Par courrier recommandé avec avis de réception du 20 juin 2024, pli non remis et revenu avec la mention « destinataire inconnu à cette adresse », la S.A. COFIDIS a mis en demeure M. [W] [H] de lui régler les échéances impayées d’un montant de 714,84 € dans un délai de 30 jours, faute de quoi la déchéance du terme du prêt serait prononcée. Cette mise en demeure est restée sans effet.
Par lettre recommandée avec avis de réception du 21 octobre 2024, signée par son destinataire le 23 octobre 2024, la S.A. COFIDIS a prononcé la déchéance du terme et mis en demeure M. [W] [H] de payer la somme de 7 981,88 €, représentant le montant total des sommes restant dues en principal, frais et indemnité.

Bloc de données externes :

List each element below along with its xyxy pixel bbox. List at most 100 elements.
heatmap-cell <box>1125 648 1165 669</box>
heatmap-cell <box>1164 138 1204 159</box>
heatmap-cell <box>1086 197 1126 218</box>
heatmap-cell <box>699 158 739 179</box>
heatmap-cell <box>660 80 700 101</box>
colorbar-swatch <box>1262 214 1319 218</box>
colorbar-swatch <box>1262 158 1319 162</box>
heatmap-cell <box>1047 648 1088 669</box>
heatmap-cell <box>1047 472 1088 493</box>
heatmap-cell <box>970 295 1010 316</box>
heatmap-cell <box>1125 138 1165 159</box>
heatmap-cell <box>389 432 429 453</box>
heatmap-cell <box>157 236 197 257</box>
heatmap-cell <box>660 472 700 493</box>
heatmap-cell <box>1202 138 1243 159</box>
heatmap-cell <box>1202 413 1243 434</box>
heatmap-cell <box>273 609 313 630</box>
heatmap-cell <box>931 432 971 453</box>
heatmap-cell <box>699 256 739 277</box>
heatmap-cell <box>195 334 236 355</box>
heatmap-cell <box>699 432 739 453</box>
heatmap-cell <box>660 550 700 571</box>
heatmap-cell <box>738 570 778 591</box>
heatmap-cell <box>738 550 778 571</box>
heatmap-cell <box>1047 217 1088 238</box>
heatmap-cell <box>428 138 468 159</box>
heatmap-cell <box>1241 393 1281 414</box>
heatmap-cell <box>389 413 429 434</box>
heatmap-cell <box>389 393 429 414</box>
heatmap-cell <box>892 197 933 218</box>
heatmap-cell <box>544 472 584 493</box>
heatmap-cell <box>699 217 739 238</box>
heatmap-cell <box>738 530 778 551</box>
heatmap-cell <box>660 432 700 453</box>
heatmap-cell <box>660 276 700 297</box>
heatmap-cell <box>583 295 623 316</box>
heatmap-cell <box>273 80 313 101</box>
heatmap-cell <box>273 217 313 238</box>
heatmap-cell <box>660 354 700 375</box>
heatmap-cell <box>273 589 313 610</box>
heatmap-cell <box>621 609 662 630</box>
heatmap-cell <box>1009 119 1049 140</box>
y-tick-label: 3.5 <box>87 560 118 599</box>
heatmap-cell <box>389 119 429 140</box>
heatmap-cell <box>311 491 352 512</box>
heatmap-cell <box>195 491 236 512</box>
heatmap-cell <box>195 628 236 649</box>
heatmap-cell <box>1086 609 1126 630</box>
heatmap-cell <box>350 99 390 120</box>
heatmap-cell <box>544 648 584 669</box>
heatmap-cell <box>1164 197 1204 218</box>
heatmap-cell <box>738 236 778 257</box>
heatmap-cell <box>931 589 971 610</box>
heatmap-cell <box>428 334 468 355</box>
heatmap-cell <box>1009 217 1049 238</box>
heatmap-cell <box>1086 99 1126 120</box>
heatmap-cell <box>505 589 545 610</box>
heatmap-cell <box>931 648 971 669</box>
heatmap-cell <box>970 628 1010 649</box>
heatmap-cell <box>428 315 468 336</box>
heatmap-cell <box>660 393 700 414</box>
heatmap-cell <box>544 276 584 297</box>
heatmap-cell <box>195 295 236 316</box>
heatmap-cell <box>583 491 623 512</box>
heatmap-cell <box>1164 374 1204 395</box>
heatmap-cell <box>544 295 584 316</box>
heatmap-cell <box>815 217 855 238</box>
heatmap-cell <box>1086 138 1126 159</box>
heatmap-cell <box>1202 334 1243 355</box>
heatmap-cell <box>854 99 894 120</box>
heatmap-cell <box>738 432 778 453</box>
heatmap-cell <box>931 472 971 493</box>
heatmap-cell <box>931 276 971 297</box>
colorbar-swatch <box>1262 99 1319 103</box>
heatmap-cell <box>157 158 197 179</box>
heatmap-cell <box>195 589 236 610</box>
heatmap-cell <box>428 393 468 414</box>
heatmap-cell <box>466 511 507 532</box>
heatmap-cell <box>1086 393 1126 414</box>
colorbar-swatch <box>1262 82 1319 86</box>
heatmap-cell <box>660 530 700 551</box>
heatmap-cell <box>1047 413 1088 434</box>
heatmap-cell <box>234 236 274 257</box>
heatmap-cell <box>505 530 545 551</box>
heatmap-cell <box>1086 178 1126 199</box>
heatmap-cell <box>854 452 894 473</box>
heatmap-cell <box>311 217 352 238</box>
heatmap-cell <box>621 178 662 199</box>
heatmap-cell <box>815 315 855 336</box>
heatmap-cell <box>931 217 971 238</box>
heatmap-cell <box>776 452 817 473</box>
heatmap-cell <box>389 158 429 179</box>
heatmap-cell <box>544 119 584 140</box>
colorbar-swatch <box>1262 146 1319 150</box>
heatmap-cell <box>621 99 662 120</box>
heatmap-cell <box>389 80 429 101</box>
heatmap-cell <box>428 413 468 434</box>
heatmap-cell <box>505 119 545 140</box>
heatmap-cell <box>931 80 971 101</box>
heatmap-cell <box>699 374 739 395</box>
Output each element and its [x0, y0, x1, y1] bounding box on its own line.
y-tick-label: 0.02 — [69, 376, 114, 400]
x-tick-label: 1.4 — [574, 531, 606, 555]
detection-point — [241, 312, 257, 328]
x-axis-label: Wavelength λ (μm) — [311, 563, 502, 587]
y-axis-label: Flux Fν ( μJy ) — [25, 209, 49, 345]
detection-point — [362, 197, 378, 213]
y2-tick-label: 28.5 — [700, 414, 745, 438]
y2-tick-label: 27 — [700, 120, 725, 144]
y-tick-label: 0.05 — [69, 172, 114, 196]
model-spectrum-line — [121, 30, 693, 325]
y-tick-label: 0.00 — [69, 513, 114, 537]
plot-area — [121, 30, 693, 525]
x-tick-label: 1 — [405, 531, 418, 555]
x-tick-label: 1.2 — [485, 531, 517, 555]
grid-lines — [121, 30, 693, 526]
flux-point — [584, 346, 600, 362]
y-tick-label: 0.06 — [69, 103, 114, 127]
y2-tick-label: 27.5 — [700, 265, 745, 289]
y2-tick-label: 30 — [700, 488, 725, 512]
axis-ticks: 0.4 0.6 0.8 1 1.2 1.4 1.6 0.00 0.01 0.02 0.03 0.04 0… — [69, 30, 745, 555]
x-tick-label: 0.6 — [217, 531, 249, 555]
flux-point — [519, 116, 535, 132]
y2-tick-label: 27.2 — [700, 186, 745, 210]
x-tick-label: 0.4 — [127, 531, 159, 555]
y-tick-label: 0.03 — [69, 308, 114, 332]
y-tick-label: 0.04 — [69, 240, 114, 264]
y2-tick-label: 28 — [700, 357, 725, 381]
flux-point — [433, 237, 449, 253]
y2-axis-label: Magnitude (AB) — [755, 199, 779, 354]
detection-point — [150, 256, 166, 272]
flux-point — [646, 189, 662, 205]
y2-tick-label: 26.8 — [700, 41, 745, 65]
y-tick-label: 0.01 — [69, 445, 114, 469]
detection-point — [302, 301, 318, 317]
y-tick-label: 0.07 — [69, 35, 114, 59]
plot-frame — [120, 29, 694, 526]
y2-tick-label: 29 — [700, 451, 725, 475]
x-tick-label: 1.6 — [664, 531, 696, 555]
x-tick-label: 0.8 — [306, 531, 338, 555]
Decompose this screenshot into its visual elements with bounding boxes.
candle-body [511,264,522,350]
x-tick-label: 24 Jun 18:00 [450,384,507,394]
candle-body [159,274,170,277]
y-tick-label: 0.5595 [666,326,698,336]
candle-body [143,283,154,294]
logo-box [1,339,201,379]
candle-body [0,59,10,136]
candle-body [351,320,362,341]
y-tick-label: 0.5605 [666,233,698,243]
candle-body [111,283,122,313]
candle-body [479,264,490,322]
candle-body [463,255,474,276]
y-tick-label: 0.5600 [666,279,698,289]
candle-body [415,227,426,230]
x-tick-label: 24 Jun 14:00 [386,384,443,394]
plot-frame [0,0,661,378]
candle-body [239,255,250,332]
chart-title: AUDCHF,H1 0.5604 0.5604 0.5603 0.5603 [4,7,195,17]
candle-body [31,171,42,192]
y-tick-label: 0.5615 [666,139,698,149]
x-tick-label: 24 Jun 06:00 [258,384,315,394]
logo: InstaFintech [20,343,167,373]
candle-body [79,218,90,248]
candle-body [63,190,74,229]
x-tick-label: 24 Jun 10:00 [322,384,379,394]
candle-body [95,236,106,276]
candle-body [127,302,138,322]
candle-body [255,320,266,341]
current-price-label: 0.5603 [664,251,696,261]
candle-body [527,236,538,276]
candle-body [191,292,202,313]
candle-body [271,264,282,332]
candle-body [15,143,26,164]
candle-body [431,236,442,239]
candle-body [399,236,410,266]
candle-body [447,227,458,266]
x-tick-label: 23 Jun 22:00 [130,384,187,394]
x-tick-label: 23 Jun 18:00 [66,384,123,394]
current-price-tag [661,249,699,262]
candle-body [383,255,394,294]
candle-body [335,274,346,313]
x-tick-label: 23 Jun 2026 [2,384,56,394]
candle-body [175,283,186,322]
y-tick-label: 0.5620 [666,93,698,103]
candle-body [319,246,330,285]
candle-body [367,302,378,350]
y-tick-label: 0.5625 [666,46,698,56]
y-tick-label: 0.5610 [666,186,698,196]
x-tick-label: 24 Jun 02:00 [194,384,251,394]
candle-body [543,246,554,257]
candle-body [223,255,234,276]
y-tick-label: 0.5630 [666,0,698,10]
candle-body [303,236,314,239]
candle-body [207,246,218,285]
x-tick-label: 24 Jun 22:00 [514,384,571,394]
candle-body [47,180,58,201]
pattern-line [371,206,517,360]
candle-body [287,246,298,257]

Des échéances étant demeurées impayées, la S.A. COFIDIS a fait assigner M. [W] [H] devant le juge des contentieux de la protection de [Localité 3] par acte de commissaire de justice du 11 septembre 2025 délivré à étude, afin d’obtenir, sur le fondement des articles L311-1 et suivants du code de la consommation et sous le bénéfice de l’exécution provisoire, la condamnation de M. [W] [H] à lui payer les sommes suivantes :
— 6203,65 euros au titre du crédit, avec intérêts au taux contractuel de 6,70 % l’an à compter de la date du déchéance du terme le 21 octobre 2024 ;
— 466,39 euros avec intérêts au taux légal à compter de la décision ;
— 800 euros sur le fondement de l’article 700 du code de procédure civile, outre les entiers dépens de l’instance.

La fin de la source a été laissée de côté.